3 Mar 2013

Babying our Children

Frank Furedi put me straight today on Five Live. You can ‘talk about literature’ with your children, but don’t spend long hours reading to them.


Don’t do music practise with them either, or even give them a helping hand with their homework. Or play Scrabble with them, probably. Isn’t this what parents are meant to do? Apparently not. The danger now is because if you follow this way you will render them so helpless that they won’t know how to tie their shoelaces when they get to university. Just don’t hang out with your kids, alright.

In an extraordinarily patronising comment, the Prime Minister’s adviser on these things joined with Furedi suggesting we were ‘babying’ our children to their detriment. And it was all the fault of those terrible things ‘Career Women’, who had given up work and were now siphoning their ‘ambition’ (ooh) via their children who they were forcing to succeed, sending to tutors every living hour of the day, etc etc.

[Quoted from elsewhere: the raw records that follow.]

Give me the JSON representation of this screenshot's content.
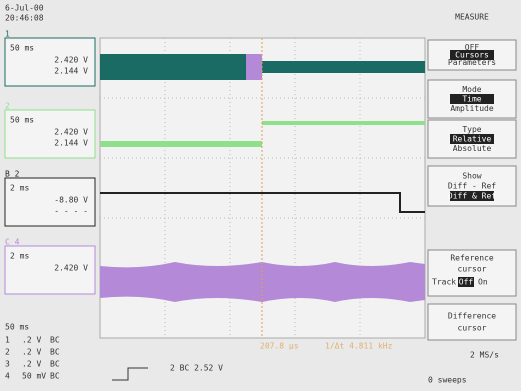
{
  "header": {
    "date": "6-Jul-00",
    "time": "20:46:08",
    "title": "MEASURE"
  },
  "channels": [
    {
      "label": "1",
      "timebase": "50 ms",
      "lines": [
        "2.420 V",
        "2.144 V"
      ]
    },
    {
      "label": "2",
      "timebase": "50 ms",
      "lines": [
        "2.420 V",
        "2.144 V"
      ]
    },
    {
      "label": "B 2",
      "timebase": "2 ms",
      "lines": [
        "-8.80 V",
        "- - - -"
      ]
    },
    {
      "label": "C 4",
      "timebase": "2 ms",
      "lines": [
        "2.420 V"
      ]
    }
  ],
  "menu": [
    {
      "lines": [
        "OFF",
        "Cursors",
        "Parameters"
      ]
    },
    {
      "lines": [
        "Mode",
        "Time",
        "Amplitude"
      ]
    },
    {
      "lines": [
        "Type",
        "Relative",
        "Absolute"
      ]
    },
    {
      "lines": [
        "Show",
        "Diff - Ref",
        "Diff & Ref"
      ]
    },
    {
      "lines": [
        "Reference",
        "cursor",
        "Track",
        "Off",
        "On"
      ]
    },
    {
      "lines": [
        "Difference",
        "cursor"
      ]
    }
  ],
  "footer": {
    "timebase": "50 ms",
    "rows": [
      [
        "1",
        ".2 V",
        "BC"
      ],
      [
        "2",
        ".2 V",
        "BC"
      ],
      [
        "3",
        ".2 V",
        "BC"
      ],
      [
        "4",
        "50 mV",
        "BC"
      ]
    ],
    "trigger": "2  BC 2.52 V",
    "measurement": [
      "207.8 µs",
      "1/Δt 4.811 kHz"
    ],
    "rate": "2 MS/s",
    "sweeps": "0 sweeps"
  }
}
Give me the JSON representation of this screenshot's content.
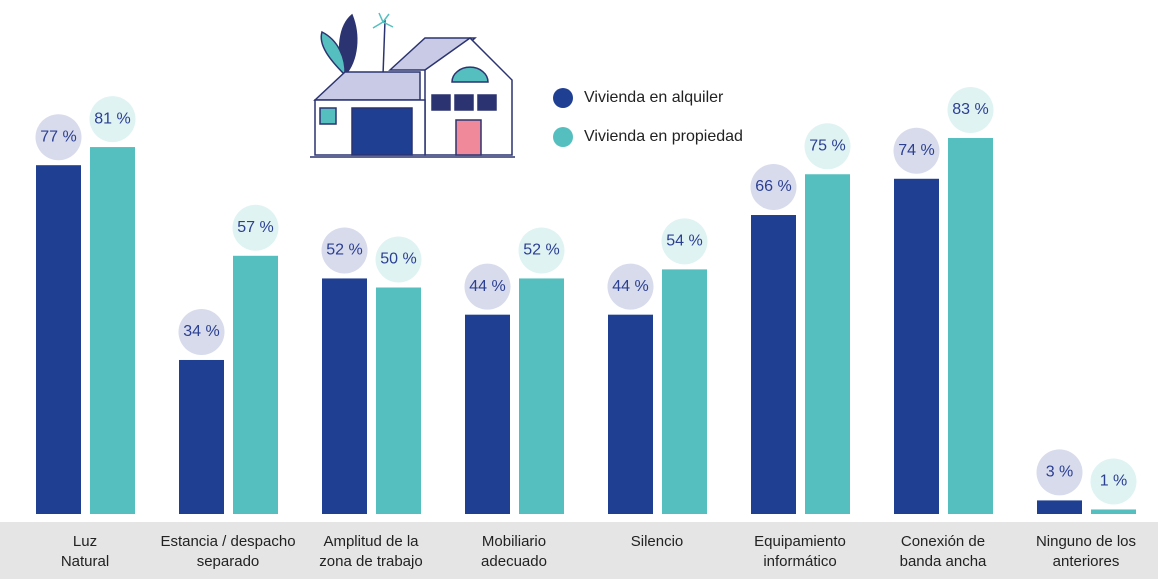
{
  "chart_data": {
    "type": "bar",
    "categories": [
      "Luz\nNatural",
      "Estancia / despacho\nseparado",
      "Amplitud de la\nzona de trabajo",
      "Mobiliario\nadecuado",
      "Silencio",
      "Equipamiento\ninformático",
      "Conexión de\nbanda ancha",
      "Ninguno de los\nanteriores"
    ],
    "series": [
      {
        "name": "Vivienda en alquiler",
        "color": "#1f3f93",
        "values": [
          77,
          34,
          52,
          44,
          44,
          66,
          74,
          3
        ],
        "value_labels": [
          "77 %",
          "34 %",
          "52 %",
          "44 %",
          "44 %",
          "66 %",
          "74 %",
          "3 %"
        ]
      },
      {
        "name": "Vivienda en propiedad",
        "color": "#55bfbf",
        "values": [
          81,
          57,
          50,
          52,
          54,
          75,
          83,
          1
        ],
        "value_labels": [
          "81 %",
          "57 %",
          "50 %",
          "52 %",
          "54 %",
          "75 %",
          "83 %",
          "1 %"
        ]
      }
    ],
    "ylim": [
      0,
      100
    ],
    "legend": "top"
  }
}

When not hovering over them, we also neglect them (how can this be?), by letting them spend hours on electronic devices where they are downloading porn and/or violence.
Can’t win.

1 comment:

  1. Jacquie Eccles30 June 2013 at 17:49

    Parenting is all about the relationship between parent and child. Accepting the child for who they are ; celebrating their qualities and helping them to manage their emotions. All of this needs time spent together; sometimes just rubbing along not always in an intense way. Playing games and reading for fun and relaxation are lovely ways to build that relationship. Accept and respect the individuality of the child rather than trying to mould them . When we do this we find that we the adults grow and change ourselves. This is how we become Family. Then through a sequence of letting go the child becomes independent and the person they are meant to be. They will have been given enough space to make mistakes and get things wrong without criticism because these are often the best lessons and they will feel safe because of the unconditional love and secure boundaries that they have. Parents mess up too but when a child feels safe and loved then our mistakes can teach them resilience as long as the relationship is promptly restored. Parents trust your instincts and respond sensitively and thoughtfully to the cues and situations as they arise. We are losing confidence in our natural abilities to parent and our lives are so busy that we lack time to spend just “being” together as a relationship develops. We lack time to reflect on that relationship and to anticipate what our children’s developing needs are. So the experts make us feel guilty with their blueprints for parenting as if children, parents and families weren’t individual and unique. Research based evidence is an important guide but the way that this knowledge is shared with parents often undermines confidence, creates guilt and causes more harm than good.